Dietmar Hopp hat sich nach den Schmähungen beim Spiel zwischen der TSG Hoffenheim und dem ​FC Bayern erneut zu Wort gemeldet. Auf der vereinseigenen Homepage der TSG forderte Hopp zum Schulterschluss gegen Homophobie und Rassismus auf.


Nach dem Eklat in Sinsheim ​bedankte sich Dietmar Hopp vorrangig für die ihm gegenüberbrachte Solidarität. Und in der Tat: Vereine, Verantwortliche und der Verband zeigten eine Reaktion, die man sich in der Form bereits bei anderen Themen (Rassismus z.B.) in der Vergangenheit gewünscht hätte. Diesen Schulterschluss wünscht sich Hopp auch in Zukunft.
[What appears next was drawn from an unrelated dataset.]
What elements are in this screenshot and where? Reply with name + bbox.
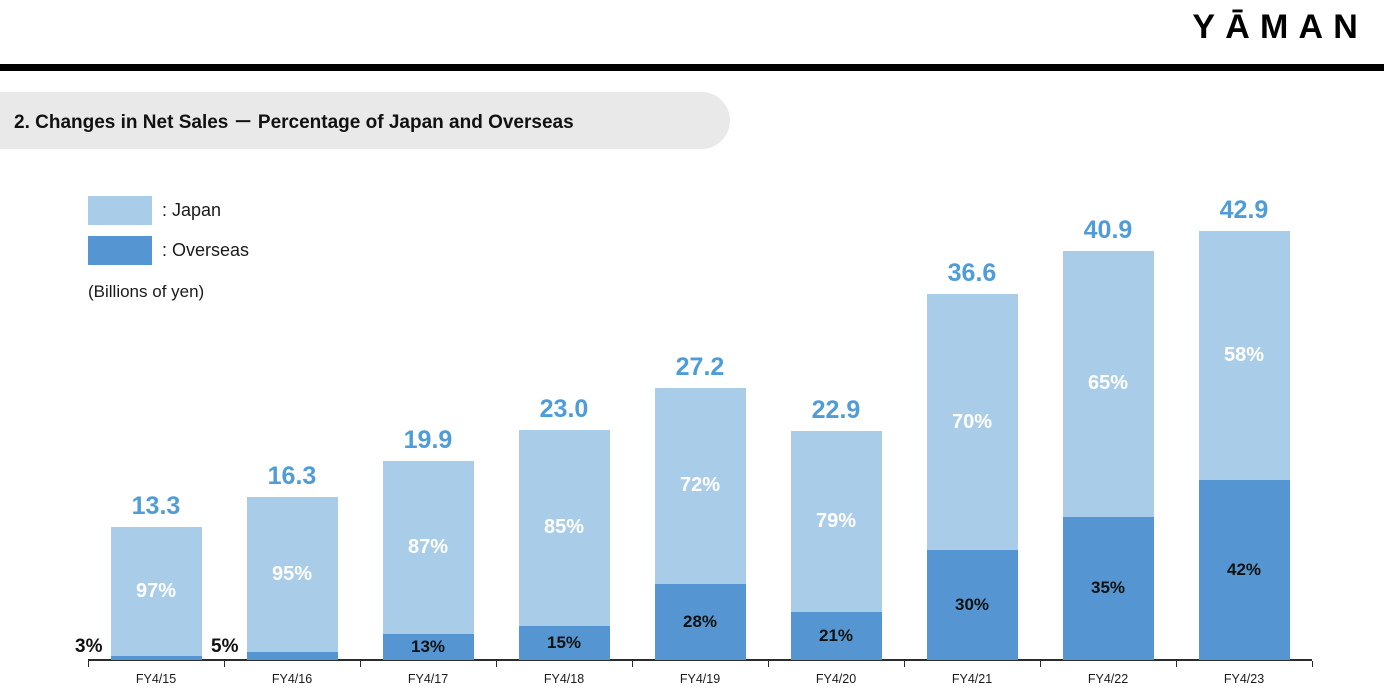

Hopp fordert Schulterschluss bei Rassismus und Homophobie


"Ich durfte eine Sympathiewelle ohnegleichen erleben und viel Unverständnis, dass in einem zivilisierten Land so etwas geschehen kann. Die TSG spielt ihre 12. Saison in der 1. Bundesliga. Die Saat des Hasses, die auch schon in der 2. Bundesliga gesät wurde, ist leider aufgegangen", so der Hoffenheim-Mäzen. "Ich wünsche mir aber von Herzen, dass nicht nur kraftvoll und solidarisch gehandelt wird, wenn ich beleidigt werde. Beleidigungen gegen jeden Menschen sind zu verurteilen, egal wo und in welcher Form. Vor allem rassistische und homophobe Beleidigungen müssen mit aller Konsequenz geahndet werden."


Vor allem dem DFB wurde vorgeworfen, verhältnismäßig heftig auf die Beleidigungen von Geldgeber Hopp reagiert zu haben; bei rassistischen oder ähnlichen Themen mit humaner Dringlichkeit hielt der Verband in den vergangenen Monaten die Füße still. Es wäre wünschenswert, wenn der DFB jetzt dem Appell von Milliardär Hopp Folge leisten und auch in anderen Themenbereichen klare Kante zu zeigen beginnt.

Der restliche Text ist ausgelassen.